2. Partilha do processo de tomada de decisões entre a equipa de saúde, o doente e a família, sendo de promover, entre todos, uma comunicação franca e transparente, dada a natureza extraordinária da situação.

3. Existência de critérios claros, explícitos e transparentes de priorização na admissão a cuidados intensivos:

a) Estes critérios devem ser consensuais, aprovados pelas associações profissionais representativas, e universalmente implementados em todo o território nacional, independentemente de se tratar de uma unidade do setor público, privado ou social;

b) Face a situações de escassez de recursos e à impossibilidade de admissão de todos os doentes que necessitem de cuidados intensivos, deve valorizar-se a maximização da sobrevivência até à alta hospitalar, a maximização do número de anos de vida salvados, ou a maximização das possibilidades de viver cada uma das etapas da vida;

c) Deve dar-se especial atenção a pacientes críticos e instáveis que necessitam de monitorização e tratamento intensivo que não possa ser proporcionado fora de uma Unidade de Cuidados Intensivos;

d) Deve ter-se em consideração o princípio do custo de oportunidade: admitir um paciente pode implicar negar a outro a admissão – evitar, portanto, como regra absoluta o critério “primeiro a chegar primeiro a admitir;

e) Ponderar, numa situação de absoluta escassez de recursos e equipamentos, a admissão de pessoas em que se preveja um benefício mínimo – tal como situações de fracasso multiorgânico estabelecido, risco de morte elevado calculado por escalas de gravidade, situações funcionais muito limitadas, ou condições de fragilidade muito avançada.

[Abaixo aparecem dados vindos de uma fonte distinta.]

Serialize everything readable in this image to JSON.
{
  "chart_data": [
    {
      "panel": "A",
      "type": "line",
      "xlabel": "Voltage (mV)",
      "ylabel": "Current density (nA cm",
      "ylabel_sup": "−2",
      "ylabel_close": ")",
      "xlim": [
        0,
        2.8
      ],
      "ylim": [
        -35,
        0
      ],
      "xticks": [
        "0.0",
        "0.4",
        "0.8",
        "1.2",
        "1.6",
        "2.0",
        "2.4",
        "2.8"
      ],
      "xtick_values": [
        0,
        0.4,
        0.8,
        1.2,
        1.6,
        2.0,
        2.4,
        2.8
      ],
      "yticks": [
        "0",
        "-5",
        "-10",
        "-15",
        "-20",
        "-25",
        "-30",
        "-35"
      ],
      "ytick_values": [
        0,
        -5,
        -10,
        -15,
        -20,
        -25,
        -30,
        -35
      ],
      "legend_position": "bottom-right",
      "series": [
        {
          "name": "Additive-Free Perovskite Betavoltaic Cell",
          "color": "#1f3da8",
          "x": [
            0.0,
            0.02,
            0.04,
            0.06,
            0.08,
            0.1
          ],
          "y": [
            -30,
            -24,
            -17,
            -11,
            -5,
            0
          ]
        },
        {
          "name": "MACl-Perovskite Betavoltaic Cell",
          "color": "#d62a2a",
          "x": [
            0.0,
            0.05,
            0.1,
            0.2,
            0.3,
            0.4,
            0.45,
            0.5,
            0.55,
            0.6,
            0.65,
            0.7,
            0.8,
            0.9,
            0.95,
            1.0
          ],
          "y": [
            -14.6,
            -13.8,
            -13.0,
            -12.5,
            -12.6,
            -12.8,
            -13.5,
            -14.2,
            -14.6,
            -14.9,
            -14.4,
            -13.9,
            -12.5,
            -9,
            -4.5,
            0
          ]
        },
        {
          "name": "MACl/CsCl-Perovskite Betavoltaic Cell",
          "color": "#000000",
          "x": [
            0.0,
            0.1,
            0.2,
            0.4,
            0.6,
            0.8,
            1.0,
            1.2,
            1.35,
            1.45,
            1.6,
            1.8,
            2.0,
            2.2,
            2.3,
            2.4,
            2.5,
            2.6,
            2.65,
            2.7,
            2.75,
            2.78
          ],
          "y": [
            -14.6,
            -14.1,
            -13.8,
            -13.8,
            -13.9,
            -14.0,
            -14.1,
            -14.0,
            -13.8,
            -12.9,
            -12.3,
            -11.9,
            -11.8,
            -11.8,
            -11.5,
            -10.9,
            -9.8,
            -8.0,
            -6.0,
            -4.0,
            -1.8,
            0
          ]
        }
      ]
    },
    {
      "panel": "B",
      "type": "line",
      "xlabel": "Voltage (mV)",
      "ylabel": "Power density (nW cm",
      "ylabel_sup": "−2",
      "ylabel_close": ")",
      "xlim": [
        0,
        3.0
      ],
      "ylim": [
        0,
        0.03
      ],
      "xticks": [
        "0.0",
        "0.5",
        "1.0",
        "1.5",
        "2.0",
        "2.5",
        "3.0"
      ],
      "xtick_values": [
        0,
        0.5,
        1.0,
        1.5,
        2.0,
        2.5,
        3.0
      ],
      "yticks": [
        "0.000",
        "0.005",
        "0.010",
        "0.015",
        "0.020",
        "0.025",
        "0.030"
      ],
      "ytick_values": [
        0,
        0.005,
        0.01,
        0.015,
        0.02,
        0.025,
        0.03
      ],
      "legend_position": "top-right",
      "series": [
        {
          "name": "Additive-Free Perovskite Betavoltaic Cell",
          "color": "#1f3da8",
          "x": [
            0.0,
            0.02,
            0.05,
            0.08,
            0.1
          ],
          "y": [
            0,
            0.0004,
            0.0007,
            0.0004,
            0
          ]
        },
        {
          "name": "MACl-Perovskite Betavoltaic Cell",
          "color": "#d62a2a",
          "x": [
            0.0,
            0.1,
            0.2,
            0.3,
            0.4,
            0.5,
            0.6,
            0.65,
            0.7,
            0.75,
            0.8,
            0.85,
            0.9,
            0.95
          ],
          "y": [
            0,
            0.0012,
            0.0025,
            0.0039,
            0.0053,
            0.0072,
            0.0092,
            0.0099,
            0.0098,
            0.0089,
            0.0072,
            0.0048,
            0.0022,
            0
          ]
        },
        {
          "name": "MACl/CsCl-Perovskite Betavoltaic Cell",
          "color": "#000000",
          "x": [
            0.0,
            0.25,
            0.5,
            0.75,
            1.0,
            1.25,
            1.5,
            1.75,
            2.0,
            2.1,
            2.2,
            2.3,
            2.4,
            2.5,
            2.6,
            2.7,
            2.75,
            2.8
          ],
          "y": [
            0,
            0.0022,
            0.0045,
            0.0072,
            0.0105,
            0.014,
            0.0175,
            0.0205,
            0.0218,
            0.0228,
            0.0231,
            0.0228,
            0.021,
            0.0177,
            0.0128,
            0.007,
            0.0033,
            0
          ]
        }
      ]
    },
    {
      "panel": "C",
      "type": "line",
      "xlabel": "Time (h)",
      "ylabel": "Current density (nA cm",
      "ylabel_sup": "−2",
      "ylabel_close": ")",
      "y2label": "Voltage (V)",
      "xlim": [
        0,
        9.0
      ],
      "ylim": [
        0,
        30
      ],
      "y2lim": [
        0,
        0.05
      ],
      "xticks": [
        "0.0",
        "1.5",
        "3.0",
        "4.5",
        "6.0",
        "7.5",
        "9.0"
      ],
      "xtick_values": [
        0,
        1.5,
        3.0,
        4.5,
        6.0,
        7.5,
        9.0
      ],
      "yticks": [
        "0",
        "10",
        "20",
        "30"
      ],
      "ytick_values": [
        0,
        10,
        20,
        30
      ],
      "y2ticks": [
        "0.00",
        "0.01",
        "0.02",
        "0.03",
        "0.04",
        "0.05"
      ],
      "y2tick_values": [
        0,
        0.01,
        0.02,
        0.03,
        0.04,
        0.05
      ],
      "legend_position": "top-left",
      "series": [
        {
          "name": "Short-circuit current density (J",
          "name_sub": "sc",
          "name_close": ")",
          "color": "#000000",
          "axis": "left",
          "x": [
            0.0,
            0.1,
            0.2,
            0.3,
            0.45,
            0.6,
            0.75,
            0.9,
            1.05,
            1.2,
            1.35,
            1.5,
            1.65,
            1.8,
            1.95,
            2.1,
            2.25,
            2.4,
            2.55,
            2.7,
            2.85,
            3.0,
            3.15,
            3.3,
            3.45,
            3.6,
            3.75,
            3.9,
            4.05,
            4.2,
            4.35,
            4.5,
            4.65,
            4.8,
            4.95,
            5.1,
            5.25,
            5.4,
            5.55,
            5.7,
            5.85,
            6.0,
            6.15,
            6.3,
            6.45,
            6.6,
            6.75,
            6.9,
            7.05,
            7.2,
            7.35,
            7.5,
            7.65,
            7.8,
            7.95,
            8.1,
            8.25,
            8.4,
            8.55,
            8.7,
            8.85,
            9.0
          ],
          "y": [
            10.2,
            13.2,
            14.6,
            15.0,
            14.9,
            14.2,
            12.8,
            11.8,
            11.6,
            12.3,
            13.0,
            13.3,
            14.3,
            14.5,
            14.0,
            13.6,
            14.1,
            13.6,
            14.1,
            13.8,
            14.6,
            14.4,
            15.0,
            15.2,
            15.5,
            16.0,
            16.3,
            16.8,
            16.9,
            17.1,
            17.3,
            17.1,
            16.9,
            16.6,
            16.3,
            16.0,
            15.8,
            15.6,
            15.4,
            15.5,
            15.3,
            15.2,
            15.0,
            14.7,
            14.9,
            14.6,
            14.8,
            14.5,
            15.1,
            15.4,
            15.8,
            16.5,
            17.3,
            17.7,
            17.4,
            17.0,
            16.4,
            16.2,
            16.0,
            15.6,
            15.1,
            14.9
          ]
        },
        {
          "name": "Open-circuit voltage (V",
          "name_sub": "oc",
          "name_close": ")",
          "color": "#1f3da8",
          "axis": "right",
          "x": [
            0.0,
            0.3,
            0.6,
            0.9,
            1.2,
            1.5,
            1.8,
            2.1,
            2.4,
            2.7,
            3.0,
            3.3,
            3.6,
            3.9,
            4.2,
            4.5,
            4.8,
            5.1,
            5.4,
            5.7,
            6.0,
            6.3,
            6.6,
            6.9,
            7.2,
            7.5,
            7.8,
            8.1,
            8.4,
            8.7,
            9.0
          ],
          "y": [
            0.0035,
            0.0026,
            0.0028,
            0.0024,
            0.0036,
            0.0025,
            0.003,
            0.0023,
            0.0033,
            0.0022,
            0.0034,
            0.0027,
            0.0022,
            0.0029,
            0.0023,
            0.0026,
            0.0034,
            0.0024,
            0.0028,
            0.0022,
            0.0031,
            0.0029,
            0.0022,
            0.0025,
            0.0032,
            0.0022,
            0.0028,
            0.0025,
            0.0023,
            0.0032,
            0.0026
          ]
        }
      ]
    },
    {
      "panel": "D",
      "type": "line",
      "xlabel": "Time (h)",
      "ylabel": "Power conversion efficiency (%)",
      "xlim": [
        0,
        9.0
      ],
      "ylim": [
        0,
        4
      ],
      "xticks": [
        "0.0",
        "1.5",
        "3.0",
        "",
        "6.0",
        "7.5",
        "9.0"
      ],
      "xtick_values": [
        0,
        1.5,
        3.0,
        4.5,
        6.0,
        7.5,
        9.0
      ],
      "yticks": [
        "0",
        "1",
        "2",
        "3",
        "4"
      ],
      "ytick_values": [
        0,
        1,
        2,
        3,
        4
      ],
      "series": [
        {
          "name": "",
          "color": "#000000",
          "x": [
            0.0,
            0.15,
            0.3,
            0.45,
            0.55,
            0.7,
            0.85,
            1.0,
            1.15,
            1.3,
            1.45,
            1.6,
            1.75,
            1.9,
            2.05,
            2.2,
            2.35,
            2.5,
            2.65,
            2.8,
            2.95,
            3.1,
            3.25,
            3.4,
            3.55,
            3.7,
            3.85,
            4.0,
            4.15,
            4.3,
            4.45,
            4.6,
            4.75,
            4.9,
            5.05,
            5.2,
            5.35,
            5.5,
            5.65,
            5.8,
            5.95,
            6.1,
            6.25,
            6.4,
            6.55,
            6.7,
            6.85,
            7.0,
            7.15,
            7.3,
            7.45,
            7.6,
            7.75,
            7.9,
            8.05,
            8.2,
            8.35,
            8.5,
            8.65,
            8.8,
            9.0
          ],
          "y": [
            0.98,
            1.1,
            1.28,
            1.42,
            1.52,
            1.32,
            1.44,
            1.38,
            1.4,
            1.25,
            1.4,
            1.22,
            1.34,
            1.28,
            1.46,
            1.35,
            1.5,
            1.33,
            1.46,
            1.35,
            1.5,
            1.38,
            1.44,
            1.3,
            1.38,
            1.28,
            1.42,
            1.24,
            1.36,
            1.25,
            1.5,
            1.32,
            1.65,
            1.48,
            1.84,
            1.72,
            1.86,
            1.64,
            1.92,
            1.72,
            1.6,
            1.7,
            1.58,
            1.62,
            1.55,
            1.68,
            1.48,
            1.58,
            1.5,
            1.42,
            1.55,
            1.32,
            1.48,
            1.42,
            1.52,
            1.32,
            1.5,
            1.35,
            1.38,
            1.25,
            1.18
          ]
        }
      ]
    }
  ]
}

f) Aplicação destes critérios de um modo uniforme a todas as pessoas – e em todos os hospitais públicos, publicamente financiados, do setor privado ou social – e não de forma seletiva a doentes de idade ou com patologias crónicas.

4. Planeamento de ações de suporte psicológico aos doentes, familiares e profissionais, dado o impacto emocional e o distress moral de decisões éticas de elevada complexidade;

5. Acompanhamento da aplicação destes critérios pelas autoridades de saúde e entidades reguladoras, bem como supervisão do usufruto dos demais direitos dos doentes.

A APB que hoje torna públicos estes critérios, confirma que os vai fazer chegar às autoridades de saúde. Estes profissionais da bioética explicam que “todo o sistema de saúde deve reagir em bloco”, porque os portugueses têm “de estar tranquilos” de que “temos um bom sistema de saúde e que, se por ventura, houver uma procurar superior à oferta, as pessoas vão ser tratadas da mesma forma, não vai haver juízos discriminatórios, seja pela idade ou outra caraterística que não esteja em consonância com o que temos defendido ao longo das décadas no nosso país”.